In contrast, Turkey’s Islamists have always been unabashed Ottoman nostalgists. Although it has not yet dared to confront the personality cult that grew up around Ataturk after his death, including the compulsory inculcation of his teachings at every level of the educational system, the AKP has certainly been less vigorous than previous administrations in terms of promoting it.
In recent years, there has also been a noticeable shift in the historical reference points in official statements, ceremonies and speeches. Before the AKP came to power, the reference point was invariably a quotation from Ataturk or an event from his life. Now it is increasingly the Ottoman Empire. The change has been most marked at the local level. For example, ever since pro-Islamic political parties first took control of the Istanbul Municipality in 1994, the Ottoman conquest of the city in 1453 has been celebrated with increasing enthusiasm each year. Conferences and symposia on Ottoman themes have proliferated, and large budgets been assigned to the preservation and restoration of the city’s Ottoman, particularly religious, architectural heritage. Tulip festivals, including the planting of three million bulbs across the city, are now held each spring to commemorate the “Tulip Era” of the early 18th century. The municipality has even begun to use Ottoman vocabulary and grammatical constructions on billboards.
This Ottoman nostalgia has always been extremely strong among followers of the Islamic preacher Fethullah Gulen (born in 1941), who is currently in exile in the United States. Gulen has long portrayed the Ottoman Empire as a paradigm of religious tolerance and social harmony, although the historical record would appear to indicate otherwise. Over the last decade, the Gulen movement has grown rapidly to become the most powerful non-governmental network in Turkey, which includes media outlets, schools, universities, businesses and charitable foundations. It has also established increasingly close ties with the AKP. Several ministers and many AKP parliamentary deputies are known to be Gulen sympathizers.

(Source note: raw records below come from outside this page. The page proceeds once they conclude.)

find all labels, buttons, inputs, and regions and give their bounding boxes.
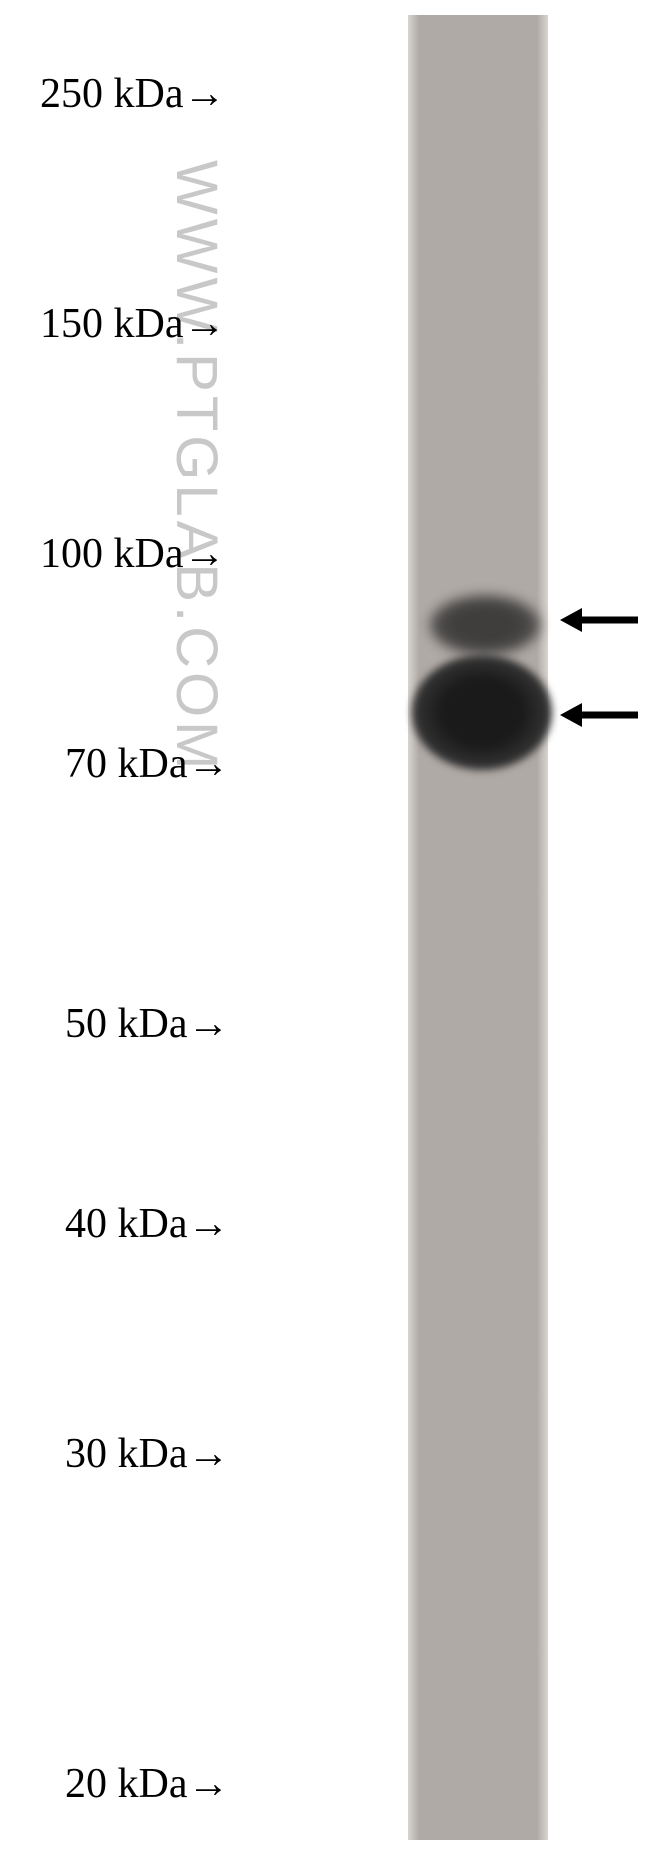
mw-marker-label: 100 kDa xyxy=(40,531,183,577)
arrow-right-icon: → xyxy=(187,740,229,788)
mw-marker-30-kDa: 30 kDa→ xyxy=(65,1430,229,1478)
mw-marker-70-kDa: 70 kDa→ xyxy=(65,740,229,788)
arrow-left-icon xyxy=(560,605,640,635)
arrow-right-icon: → xyxy=(187,1760,229,1808)
mw-marker-100-kDa: 100 kDa→ xyxy=(40,530,225,578)
protein-band-1 xyxy=(412,655,552,770)
mw-marker-50-kDa: 50 kDa→ xyxy=(65,1000,229,1048)
mw-marker-label: 250 kDa xyxy=(40,71,183,117)
mw-marker-20-kDa: 20 kDa→ xyxy=(65,1760,229,1808)
arrow-left-icon xyxy=(560,700,640,730)
protein-band-0 xyxy=(430,595,540,655)
mw-marker-40-kDa: 40 kDa→ xyxy=(65,1200,229,1248)
arrow-right-icon: → xyxy=(187,1000,229,1048)
arrow-right-icon: → xyxy=(183,300,225,348)
western-blot-figure: WWW.PTGLAB.COM 250 kDa→150 kDa→100 kDa→7… xyxy=(0,0,650,1855)
arrow-right-icon: → xyxy=(187,1200,229,1248)
mw-marker-label: 30 kDa xyxy=(65,1431,187,1477)
mw-marker-label: 40 kDa xyxy=(65,1201,187,1247)
arrow-right-icon: → xyxy=(183,70,225,118)
watermark-text: WWW.PTGLAB.COM xyxy=(163,160,230,773)
mw-marker-label: 50 kDa xyxy=(65,1001,187,1047)
mw-marker-150-kDa: 150 kDa→ xyxy=(40,300,225,348)
mw-marker-label: 20 kDa xyxy=(65,1761,187,1807)
mw-marker-label: 70 kDa xyxy=(65,741,187,787)
band-indicator-arrow-1 xyxy=(560,700,640,730)
blot-lane xyxy=(408,15,548,1840)
arrow-right-icon: → xyxy=(187,1430,229,1478)
mw-marker-250-kDa: 250 kDa→ xyxy=(40,70,225,118)
arrow-right-icon: → xyxy=(183,530,225,578)
mw-marker-label: 150 kDa xyxy=(40,301,183,347)
band-indicator-arrow-0 xyxy=(560,605,640,635)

Although he had often courted controversy through his aggressive denial that the treatment of the Armenians in the late Ottoman Empire constituted genocide, Halacoglu was undoubtedly committed to Ataturk’s ideological legacy. In contrast, Ali Birinci is known to be very close to the Gulen movement and has played an active role in several of its NGOs. He first came to prominence in 2006 when he publicly supported another pro-AKP academic, Professor Atilla Yayla, who described Kemalism as taking Turkey “much further backward than forward” and, in a reference to the Ataturk personality cult, asked “why are there pictures of this man everywhere?” (Vatan, July 25).
As a result, the replacement of Halacoglu with Birinci will undoubtedly be regarded by many secularists in Turkey not merely as a bureaucratic appointment but as another indication of creeping regime change.